For streaming and content creation, the 9800X3D’s eight cores and the RX 9070 XT’s AV1 support give this rig an edge over pure gaming rigs built around older Ryzen 5000 or Intel 13th-gen chips. You’re not just buying a gaming machine; you’re buying a machine that can game and produce content without stuttering.

Is This Deal Real?

The Asus ROG 4K gaming PC is listed at $1,899.99 USD on Newegg, with availability also reported at Micro Center and Best Buy. Pricing and stock vary by retailer and region. This is a current deal, not a historical price—verify availability before committing. The configuration shown here (9800X3D, RX 9070 XT, 32GB DDR5, 1TB SSD) is the specific SKU at that price point; other variants with RTX GPUs or different storage will differ in cost.

What should I prioritize: the CPU or GPU in the Asus ROG 4K gaming PC?

Both matter equally for 4K gaming. The Ryzen 7 9800X3D excels at CPU-bound tasks like streaming and physics simulation, while the RX 9070 XT handles the actual pixel rendering. At 4K resolution, the GPU becomes the bottleneck more often than the CPU, so the RX 9070 XT’s 16GB VRAM and ray-tracing support are critical. But the 9800X3D ensures you won’t hit CPU limits when streaming or running background tasks.
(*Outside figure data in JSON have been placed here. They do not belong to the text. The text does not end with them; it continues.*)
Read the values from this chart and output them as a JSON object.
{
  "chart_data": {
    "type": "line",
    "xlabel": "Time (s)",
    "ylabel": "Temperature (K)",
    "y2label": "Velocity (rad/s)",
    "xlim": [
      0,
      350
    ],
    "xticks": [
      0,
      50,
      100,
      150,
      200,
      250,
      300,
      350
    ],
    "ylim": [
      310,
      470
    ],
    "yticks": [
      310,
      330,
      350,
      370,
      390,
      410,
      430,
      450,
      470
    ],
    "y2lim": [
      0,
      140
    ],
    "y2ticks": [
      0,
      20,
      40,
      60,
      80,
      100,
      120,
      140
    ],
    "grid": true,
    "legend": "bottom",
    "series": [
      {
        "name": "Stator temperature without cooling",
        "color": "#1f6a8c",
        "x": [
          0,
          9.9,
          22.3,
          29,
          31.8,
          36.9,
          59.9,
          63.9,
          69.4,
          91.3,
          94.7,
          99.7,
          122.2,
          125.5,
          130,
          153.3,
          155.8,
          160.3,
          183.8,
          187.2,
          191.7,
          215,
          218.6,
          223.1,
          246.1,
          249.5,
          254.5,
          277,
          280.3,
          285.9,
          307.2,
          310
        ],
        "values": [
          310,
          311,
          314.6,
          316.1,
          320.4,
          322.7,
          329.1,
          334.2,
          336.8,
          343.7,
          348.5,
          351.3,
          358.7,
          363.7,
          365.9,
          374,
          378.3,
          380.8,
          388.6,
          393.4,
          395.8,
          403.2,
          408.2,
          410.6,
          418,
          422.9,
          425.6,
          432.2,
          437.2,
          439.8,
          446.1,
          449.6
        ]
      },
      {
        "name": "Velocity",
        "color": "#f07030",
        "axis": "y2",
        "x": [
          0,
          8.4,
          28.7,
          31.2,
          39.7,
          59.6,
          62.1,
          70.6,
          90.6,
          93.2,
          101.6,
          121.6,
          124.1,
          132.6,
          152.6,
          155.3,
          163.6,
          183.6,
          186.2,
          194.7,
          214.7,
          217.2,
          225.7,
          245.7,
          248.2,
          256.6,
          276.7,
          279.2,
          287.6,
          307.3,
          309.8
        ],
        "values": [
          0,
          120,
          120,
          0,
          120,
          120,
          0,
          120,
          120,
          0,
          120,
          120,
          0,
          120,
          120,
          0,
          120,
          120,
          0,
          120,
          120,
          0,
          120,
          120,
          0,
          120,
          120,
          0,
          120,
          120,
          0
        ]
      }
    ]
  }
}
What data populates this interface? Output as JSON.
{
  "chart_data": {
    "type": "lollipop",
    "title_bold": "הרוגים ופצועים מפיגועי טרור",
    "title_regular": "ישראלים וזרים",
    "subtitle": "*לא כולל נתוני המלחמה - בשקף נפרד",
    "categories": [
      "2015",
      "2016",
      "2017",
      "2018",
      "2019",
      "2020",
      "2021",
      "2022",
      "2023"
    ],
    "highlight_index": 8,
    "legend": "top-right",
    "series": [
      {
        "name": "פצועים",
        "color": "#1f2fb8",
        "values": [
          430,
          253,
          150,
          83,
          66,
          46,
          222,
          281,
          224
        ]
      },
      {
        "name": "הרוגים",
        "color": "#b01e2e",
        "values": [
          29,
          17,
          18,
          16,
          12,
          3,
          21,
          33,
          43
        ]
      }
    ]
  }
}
Can I upgrade the RAM and storage in the Asus ROG 4K gaming PC?

Yes. The system supports up to 64GB DDR5 RAM via four DIMM slots and can accept additional M.2 NVMe drives in two additional 2280 slots, plus four SATA 6.0Gb/s ports for older storage. Upgrading is straightforward—no custom water-cooling knowledge required.
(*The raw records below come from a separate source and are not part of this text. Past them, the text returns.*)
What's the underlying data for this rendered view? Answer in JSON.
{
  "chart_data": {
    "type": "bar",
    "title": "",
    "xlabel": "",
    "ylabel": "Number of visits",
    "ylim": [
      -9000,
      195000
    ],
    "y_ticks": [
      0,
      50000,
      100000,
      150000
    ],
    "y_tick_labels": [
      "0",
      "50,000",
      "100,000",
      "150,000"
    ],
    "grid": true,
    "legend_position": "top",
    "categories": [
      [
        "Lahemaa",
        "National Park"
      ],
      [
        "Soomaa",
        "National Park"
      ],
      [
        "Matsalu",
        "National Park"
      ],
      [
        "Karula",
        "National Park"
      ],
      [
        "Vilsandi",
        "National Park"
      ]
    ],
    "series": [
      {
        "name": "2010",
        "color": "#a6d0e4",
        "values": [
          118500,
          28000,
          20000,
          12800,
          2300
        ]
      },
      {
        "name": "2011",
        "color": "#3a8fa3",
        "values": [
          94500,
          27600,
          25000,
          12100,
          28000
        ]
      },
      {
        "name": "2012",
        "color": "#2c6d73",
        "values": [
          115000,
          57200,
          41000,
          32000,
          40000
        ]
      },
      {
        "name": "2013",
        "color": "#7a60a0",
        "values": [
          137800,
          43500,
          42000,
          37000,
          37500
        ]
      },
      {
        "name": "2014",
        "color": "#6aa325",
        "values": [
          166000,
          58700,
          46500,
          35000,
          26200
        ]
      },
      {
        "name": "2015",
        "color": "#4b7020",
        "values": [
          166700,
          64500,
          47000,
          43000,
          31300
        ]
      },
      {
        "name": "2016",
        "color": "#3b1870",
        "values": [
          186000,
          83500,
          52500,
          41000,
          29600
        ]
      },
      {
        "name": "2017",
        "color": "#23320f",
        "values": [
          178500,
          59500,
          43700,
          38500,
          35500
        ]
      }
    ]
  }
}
The Asus ROG 4K gaming PC is a rare alignment of new hardware, competitive pricing, and real-world performance. If you’re shopping for a 4K gaming rig in early 2025 and want to avoid the NVIDIA premium, this ASUS configuration delivers the goods without forcing you to choose between CPU and GPU performance. At $1,899, it’s the most sensible high-end gaming PC deal available right now—assuming stock holds.

This article was written with AI assistance and editorially reviewed.